I have a path tracer based program which crashes at some point, after a certain amount of frames.

I’m getting this error:

Unknown error (Details: Function "_rtContextLaunch2D" caught exception:
Encountered a CUDA error: cudaDriver().CuEventSynchronize( m_event ) returned (700): Illegal address)

I figured this error is thrown from the launch function:

context->launch(0, camera.width(), camera.height());

So I wrapped it with a try - catch mechanism so it doesn’t crash the whole program.
Next, if I try to either launch the context again or run “context->destroy();” in order to redefine the context and run it again, I’m getting the following error:

Unknown error (Details: Function "_rtVariableSet1ui" caught exception:
Assertion failed: "!m_launching", file: <internal>, line: 211)

So what I understand from this error is that because the context launch crashed, the “m_launching” flag hasn’t been turned off, and any attempt to reference either the context or the glfw window results in an immediate crash.

I’ve look nearly everywhere online and in the documentation and haven’t found any mention of the “m_launching” variable.

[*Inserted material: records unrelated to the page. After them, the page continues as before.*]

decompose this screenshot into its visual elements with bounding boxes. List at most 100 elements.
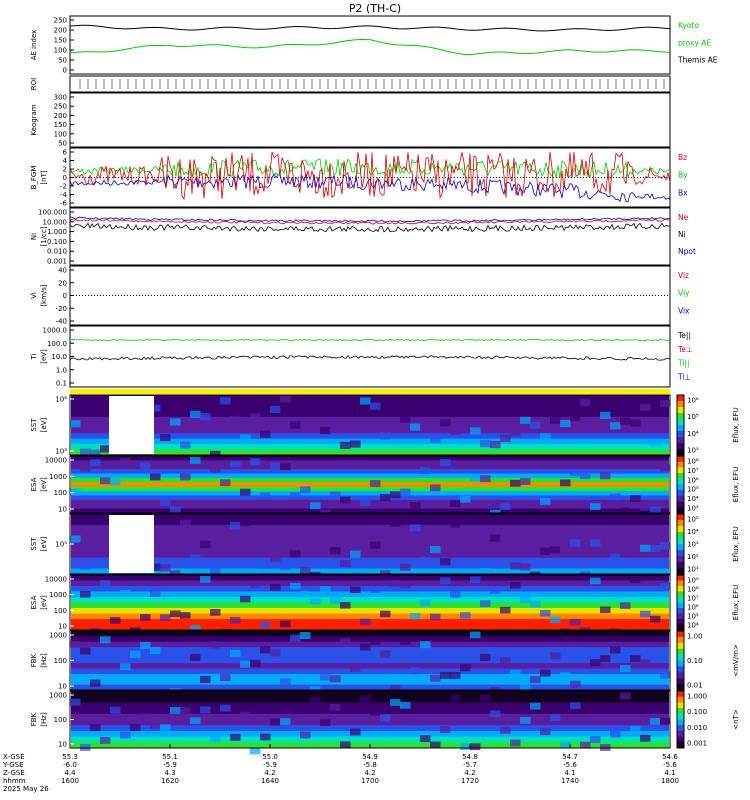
spectrogram-cell bbox=[330, 547, 341, 555]
spectrogram-cell bbox=[640, 503, 651, 511]
spectrogram-cell bbox=[350, 501, 361, 509]
ylabel2-fbk_e: [Hz] bbox=[40, 653, 48, 668]
ytick-bfgm: -4 bbox=[60, 191, 68, 199]
spectrogram-cell bbox=[500, 535, 511, 543]
spectrogram-cell bbox=[200, 540, 211, 549]
ylabel-sst_i: SST bbox=[30, 418, 38, 432]
ytick-esa_e: 10 bbox=[58, 623, 67, 631]
spectrogram-band bbox=[71, 673, 669, 680]
spectrogram-cell bbox=[130, 724, 141, 731]
colorbar-tick: 10⁷ bbox=[687, 595, 699, 603]
ytick-vi: 40 bbox=[58, 267, 67, 275]
spectrogram-cell bbox=[100, 477, 111, 485]
spectrogram-cell bbox=[70, 535, 81, 543]
xaxis-value: 54.9 bbox=[362, 753, 378, 761]
colorbar-frame bbox=[676, 630, 685, 691]
spectrogram-cell bbox=[420, 424, 431, 432]
xaxis-value: 55.1 bbox=[162, 753, 178, 761]
spectrogram-cell bbox=[400, 637, 411, 645]
spectrogram-cell bbox=[320, 673, 331, 681]
spectrogram-cell bbox=[550, 714, 561, 722]
spectrogram-cell bbox=[560, 479, 571, 487]
spectrogram-cell bbox=[440, 419, 451, 427]
spectrogram-cell bbox=[660, 717, 671, 725]
spectrogram-cell bbox=[510, 429, 521, 437]
spectrogram-cell bbox=[80, 448, 91, 456]
spectrogram-cell bbox=[480, 653, 491, 661]
spectrogram-cell bbox=[190, 653, 201, 661]
colorbar-label: Eflux, EFU bbox=[732, 526, 740, 561]
xaxis-value: -5.6 bbox=[663, 761, 677, 769]
ytick-ae: 100 bbox=[54, 47, 67, 55]
spectrogram-cell bbox=[240, 711, 251, 719]
spectrogram-cell bbox=[570, 539, 581, 547]
spectrogram-cell bbox=[380, 493, 391, 501]
colorbar-tick: 10⁵ bbox=[687, 413, 699, 421]
spectrogram-cell bbox=[640, 610, 651, 618]
spectrogram-cell bbox=[370, 586, 381, 593]
spectrogram-cell bbox=[250, 458, 261, 466]
colorbar-frame bbox=[676, 394, 685, 456]
colorbar-segment bbox=[677, 544, 684, 551]
colorbar-segment bbox=[677, 484, 684, 491]
xaxis-value: 55.3 bbox=[62, 753, 78, 761]
colorbar-frame bbox=[676, 455, 685, 514]
colorbar-segment bbox=[677, 608, 684, 614]
spectrogram-cell bbox=[480, 475, 491, 483]
spectrogram-cell bbox=[350, 728, 361, 736]
xaxis-value: 54.6 bbox=[662, 753, 678, 761]
ylabel-ni: Ni bbox=[30, 233, 38, 240]
spectrogram-cell bbox=[550, 652, 561, 660]
ytick-keogram: 250 bbox=[54, 103, 67, 111]
ytick-ae: 150 bbox=[54, 37, 67, 45]
colorbar-tick: 10⁷ bbox=[687, 467, 699, 475]
spectrogram-cell bbox=[410, 612, 421, 620]
ytick-keogram: 300 bbox=[54, 94, 67, 102]
ytick-bfgm: 4 bbox=[63, 157, 68, 165]
colorbar-segment bbox=[677, 490, 684, 497]
spectrogram-cell bbox=[630, 655, 641, 663]
spectrogram-cell bbox=[540, 669, 551, 677]
ylabel-sst_e: SST bbox=[30, 537, 38, 551]
ylabel2-bfgm: [nT] bbox=[40, 170, 48, 184]
ylabel2-esa_e: [eV] bbox=[40, 595, 48, 610]
spectrogram-band bbox=[71, 524, 669, 531]
spectrogram-cell bbox=[200, 675, 211, 684]
ytick-ti: 10.0 bbox=[51, 353, 67, 361]
ytick-esa_i: 100 bbox=[54, 489, 67, 497]
bfield-series bbox=[69, 158, 671, 180]
colorbar-tick: 10³ bbox=[687, 505, 699, 513]
spectrogram-cell bbox=[260, 733, 271, 741]
xaxis-value: 4.2 bbox=[464, 769, 475, 777]
colorbar-segment bbox=[677, 691, 684, 698]
spectrogram-cell bbox=[280, 678, 291, 686]
colorbar-segment bbox=[677, 586, 684, 592]
ytick-esa_e: 1000 bbox=[49, 591, 67, 599]
spectrogram-cell bbox=[470, 427, 481, 435]
spectrogram-cell bbox=[620, 507, 631, 515]
spectrogram-cell bbox=[310, 502, 321, 510]
spectrogram-cell bbox=[150, 722, 161, 730]
colorbar-segment bbox=[677, 672, 684, 679]
spectrogram-band bbox=[71, 557, 669, 564]
spectrogram-cell bbox=[210, 567, 221, 575]
xaxis-value: 4.1 bbox=[564, 769, 575, 777]
colorbar-tick: 0.01 bbox=[687, 682, 703, 690]
ylabel-vi: Vi bbox=[30, 292, 38, 299]
spectrogram-cell bbox=[150, 404, 161, 412]
spectrogram-cell bbox=[260, 561, 271, 569]
xaxis-value: 54.7 bbox=[562, 753, 578, 761]
spectrogram-cell bbox=[420, 556, 431, 564]
ylabel-esa_i: ESA bbox=[30, 477, 38, 491]
spectrogram-cell bbox=[590, 503, 601, 511]
spectrogram-cell bbox=[560, 419, 571, 428]
ytick-esa_i: 10000 bbox=[45, 457, 67, 465]
colorbar-tick: 10⁸ bbox=[687, 458, 699, 466]
colorbar-segment bbox=[677, 449, 684, 456]
colorbar-label: Eflux, EFU bbox=[732, 467, 740, 502]
ytick-vi: -20 bbox=[56, 305, 67, 313]
data-gap bbox=[109, 396, 154, 454]
xaxis-value: 1600 bbox=[61, 777, 79, 785]
spectrogram-cell bbox=[280, 718, 291, 726]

How can I resolve the issue or at least manage my exceptions properly?

Using Optix 6.0.0

What I found is that these type of crashes are stable when you dealt with them. Meaning that if you found and fixed the issue, so far to me it has always been something that doesn’t creep up again. So if you fixed it in dev, chances are it’s also fixed in prod.

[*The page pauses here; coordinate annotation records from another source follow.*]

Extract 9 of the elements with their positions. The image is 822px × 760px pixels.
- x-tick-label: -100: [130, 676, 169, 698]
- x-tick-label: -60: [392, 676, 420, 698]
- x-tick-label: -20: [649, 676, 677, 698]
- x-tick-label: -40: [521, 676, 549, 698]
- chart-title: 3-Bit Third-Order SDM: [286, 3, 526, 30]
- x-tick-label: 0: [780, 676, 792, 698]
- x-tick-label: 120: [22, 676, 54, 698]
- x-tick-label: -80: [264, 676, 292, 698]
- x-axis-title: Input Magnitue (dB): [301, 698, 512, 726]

However depending on the severity I either need to restart the app, the dev environment or the whole box (though very rarely)

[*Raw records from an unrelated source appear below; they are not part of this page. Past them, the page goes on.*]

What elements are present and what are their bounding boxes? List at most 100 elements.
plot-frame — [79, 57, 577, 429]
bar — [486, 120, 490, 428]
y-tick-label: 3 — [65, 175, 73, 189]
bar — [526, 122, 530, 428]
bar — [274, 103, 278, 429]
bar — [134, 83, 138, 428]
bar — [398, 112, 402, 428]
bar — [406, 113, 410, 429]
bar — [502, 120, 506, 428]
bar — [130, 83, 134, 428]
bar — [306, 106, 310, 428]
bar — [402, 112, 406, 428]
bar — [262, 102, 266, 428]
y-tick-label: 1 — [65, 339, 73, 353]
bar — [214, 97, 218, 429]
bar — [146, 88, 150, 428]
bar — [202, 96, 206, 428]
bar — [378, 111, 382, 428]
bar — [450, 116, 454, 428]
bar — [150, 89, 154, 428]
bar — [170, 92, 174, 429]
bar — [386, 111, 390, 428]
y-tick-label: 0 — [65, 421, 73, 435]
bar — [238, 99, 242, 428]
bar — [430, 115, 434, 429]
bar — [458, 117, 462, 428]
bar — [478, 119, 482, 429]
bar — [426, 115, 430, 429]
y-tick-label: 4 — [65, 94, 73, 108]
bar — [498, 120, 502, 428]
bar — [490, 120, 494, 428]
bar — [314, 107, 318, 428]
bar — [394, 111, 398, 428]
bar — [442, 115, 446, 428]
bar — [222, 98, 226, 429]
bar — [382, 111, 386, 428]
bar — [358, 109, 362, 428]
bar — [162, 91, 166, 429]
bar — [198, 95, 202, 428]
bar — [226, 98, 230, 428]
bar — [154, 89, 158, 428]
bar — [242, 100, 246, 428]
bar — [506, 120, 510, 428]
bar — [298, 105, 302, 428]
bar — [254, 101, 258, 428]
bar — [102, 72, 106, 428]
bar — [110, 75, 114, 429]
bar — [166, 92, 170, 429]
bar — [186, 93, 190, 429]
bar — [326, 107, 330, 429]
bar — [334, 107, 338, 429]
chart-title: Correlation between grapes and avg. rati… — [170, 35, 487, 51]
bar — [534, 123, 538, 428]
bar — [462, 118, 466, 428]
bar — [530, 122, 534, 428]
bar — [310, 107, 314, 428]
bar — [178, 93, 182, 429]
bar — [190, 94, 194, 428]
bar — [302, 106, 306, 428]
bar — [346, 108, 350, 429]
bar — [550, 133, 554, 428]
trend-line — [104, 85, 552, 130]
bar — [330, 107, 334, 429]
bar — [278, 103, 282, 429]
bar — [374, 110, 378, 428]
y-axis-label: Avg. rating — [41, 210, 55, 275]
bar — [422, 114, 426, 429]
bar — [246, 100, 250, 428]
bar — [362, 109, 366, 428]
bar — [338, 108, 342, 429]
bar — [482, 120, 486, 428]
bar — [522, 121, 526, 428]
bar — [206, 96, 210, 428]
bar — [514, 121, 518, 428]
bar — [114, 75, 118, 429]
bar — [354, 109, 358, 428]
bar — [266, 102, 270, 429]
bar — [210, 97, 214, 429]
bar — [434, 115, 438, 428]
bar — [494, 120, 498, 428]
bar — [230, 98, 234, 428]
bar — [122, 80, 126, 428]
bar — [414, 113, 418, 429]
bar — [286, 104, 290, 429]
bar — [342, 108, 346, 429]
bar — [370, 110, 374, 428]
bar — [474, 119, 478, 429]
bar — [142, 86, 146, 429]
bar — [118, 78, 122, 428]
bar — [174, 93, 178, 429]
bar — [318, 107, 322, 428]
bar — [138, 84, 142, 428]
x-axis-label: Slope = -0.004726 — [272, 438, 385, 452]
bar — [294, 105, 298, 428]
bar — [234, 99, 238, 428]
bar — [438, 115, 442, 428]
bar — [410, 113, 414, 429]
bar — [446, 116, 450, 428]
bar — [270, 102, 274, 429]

I will probably be working on a cloud solution soon, so the way I plan to go about this right now is to have different services checking on each other and restarting as necessary.

I have encountered quite a few similar issues during development.

“Unknown error” and returned (700): Illegal address, usually mean memory access is out of range, which could be caused by many reasons, such as reading/writing a buffer out of range from user code or maybe optix inner code.

When it happens, I usually try to narrow down the problem to find exactly which code/modification that OptiX doesn’t like. Most of the case are user code issues.